We propose a novel algorithm that solves the problem of training Unfolded Graph Neural Networks efficiently and accurately.

摘要

关键词
Graph Neural NetworksSpectral SparsificatonOptimizationMatrix Sketching

评审与讨论

审稿意见
5

The paper presents HERTA, an algorithm that optimizes the training of Unfolded Graph Neural Networks (GNNs), which are favored for their interpretability and flexibility but face scalability issues due to high training costs. HERTA addresses two key challenges: slow iteration rates and slow convergence. Unlike previous approaches that compromise interpretability for efficiency, HERTA achieves near-linear worst-case convergence while preserving the model's structure. The algorithm introduces a novel spectral sparsification technique that approximates the inverse of normalized and regularized Laplacian matrices, accelerating the training process without altering the underlying model. Experimental results on real-world datasets validate HERTA's ability to improve training speed and adapt to various loss functions and optimizers, showcasing its versatility and effectiveness for practical applications.

优点

  • The paper addresses a critical limitation in Unfolded Graph Neural Networks, which is high training costs, by proposing a novel training algorithm, HERTA, that achieves near-linear worst-case convergence without compromising the interpretability of the model.
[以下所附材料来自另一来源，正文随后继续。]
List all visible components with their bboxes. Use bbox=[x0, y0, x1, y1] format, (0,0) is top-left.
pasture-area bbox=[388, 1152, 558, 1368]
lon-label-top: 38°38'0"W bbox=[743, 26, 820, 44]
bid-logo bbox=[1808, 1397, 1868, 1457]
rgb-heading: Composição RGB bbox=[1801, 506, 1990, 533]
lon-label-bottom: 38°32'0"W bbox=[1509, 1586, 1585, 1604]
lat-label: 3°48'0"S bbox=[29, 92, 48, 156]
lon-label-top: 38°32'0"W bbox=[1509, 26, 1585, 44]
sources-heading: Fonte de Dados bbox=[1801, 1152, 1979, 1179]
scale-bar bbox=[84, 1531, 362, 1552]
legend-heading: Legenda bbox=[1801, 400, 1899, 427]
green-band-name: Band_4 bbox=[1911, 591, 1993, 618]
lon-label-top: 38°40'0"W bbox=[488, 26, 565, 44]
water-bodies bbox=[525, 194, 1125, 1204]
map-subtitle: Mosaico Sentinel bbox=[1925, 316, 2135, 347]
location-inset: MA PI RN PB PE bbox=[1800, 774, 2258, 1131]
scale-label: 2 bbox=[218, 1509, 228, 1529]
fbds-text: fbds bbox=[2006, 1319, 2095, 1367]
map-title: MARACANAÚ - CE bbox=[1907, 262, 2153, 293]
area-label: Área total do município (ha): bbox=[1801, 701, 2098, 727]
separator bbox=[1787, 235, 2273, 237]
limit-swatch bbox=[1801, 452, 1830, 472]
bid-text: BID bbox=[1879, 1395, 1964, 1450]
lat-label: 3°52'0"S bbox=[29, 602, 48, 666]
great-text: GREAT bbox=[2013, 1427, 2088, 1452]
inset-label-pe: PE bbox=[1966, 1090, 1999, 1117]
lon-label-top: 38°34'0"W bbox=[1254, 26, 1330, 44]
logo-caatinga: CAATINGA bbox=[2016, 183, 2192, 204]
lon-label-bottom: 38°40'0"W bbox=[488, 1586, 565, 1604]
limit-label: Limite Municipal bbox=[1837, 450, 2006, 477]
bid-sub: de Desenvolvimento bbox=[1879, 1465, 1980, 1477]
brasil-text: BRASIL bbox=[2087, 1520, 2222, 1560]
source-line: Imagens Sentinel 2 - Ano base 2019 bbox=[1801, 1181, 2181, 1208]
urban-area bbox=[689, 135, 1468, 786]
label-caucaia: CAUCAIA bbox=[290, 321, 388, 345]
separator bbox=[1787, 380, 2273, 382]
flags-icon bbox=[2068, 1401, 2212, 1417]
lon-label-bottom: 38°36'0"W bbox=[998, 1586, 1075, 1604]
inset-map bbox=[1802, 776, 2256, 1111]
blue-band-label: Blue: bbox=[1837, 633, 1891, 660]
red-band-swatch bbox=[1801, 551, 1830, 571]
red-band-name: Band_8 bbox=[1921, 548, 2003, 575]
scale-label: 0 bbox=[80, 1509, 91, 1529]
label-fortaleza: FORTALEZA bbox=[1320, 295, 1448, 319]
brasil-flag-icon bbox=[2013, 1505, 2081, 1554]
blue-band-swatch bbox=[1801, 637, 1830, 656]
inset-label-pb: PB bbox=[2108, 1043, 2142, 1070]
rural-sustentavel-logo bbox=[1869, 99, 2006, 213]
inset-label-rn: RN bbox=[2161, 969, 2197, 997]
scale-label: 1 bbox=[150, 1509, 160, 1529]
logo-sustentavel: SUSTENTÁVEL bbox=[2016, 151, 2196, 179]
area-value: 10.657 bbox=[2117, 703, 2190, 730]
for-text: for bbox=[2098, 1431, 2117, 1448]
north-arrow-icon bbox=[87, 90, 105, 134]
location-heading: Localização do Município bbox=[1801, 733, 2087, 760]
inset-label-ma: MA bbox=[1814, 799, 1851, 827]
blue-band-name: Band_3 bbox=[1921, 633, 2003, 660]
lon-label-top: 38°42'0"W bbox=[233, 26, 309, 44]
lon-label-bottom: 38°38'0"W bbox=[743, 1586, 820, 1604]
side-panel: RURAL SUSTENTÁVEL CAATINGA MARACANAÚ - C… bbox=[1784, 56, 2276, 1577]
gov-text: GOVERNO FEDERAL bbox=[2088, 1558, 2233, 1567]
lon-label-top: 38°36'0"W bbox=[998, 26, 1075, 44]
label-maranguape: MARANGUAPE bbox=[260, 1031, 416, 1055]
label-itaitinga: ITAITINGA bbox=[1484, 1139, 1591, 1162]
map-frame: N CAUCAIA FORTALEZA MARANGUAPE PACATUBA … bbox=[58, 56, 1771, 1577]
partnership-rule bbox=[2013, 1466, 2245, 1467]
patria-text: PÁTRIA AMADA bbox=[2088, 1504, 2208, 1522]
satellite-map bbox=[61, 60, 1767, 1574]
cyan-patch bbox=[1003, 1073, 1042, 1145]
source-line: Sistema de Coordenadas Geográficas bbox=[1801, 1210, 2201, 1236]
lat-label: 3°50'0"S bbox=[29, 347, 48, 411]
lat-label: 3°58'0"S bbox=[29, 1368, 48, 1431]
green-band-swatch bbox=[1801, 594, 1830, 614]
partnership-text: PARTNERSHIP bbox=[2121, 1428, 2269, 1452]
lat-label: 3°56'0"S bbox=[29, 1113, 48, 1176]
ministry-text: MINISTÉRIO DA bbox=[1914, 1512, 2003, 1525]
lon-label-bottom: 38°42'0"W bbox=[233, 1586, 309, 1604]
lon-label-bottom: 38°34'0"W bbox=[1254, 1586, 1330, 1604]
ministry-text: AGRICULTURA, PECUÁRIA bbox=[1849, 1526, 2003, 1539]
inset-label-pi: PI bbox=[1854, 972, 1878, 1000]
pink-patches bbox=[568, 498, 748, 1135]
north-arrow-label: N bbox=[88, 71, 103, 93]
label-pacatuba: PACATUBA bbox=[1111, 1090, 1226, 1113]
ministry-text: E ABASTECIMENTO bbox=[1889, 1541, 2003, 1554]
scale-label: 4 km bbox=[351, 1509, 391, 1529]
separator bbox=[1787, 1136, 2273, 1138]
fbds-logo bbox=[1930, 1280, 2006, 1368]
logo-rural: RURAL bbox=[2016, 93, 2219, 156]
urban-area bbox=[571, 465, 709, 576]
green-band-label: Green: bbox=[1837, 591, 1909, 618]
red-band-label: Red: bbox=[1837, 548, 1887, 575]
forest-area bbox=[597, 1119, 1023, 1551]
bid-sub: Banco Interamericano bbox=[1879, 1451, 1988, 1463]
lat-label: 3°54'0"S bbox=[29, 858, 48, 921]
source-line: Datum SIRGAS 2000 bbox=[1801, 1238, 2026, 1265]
  • The work is theoretically robust and supported by empirical validation on real-world datasets in context of solving the training problem of Unfolded Graph Neural Networks

  • The paper is overall well-organized, with a clear problem statement and motivation for the research

缺点

  • Minor issue with citation format; please ensure correct use of \cite and \citep commands throughout the paper.

  • The definition of the H-norm in Equation 5.2 is unclear. Providing a brief clarification would improve readability.

  • Minor wording issue: the third line of Lemma 5.1 appears to be missing a 'for' in its description, which affects clarity.

  • The paper’s focus is on Unfolded Graph Neural Networks, yet a comparison with other types of GNNs could further highlight the advantages of Unfolded GNNs over alternative architectures.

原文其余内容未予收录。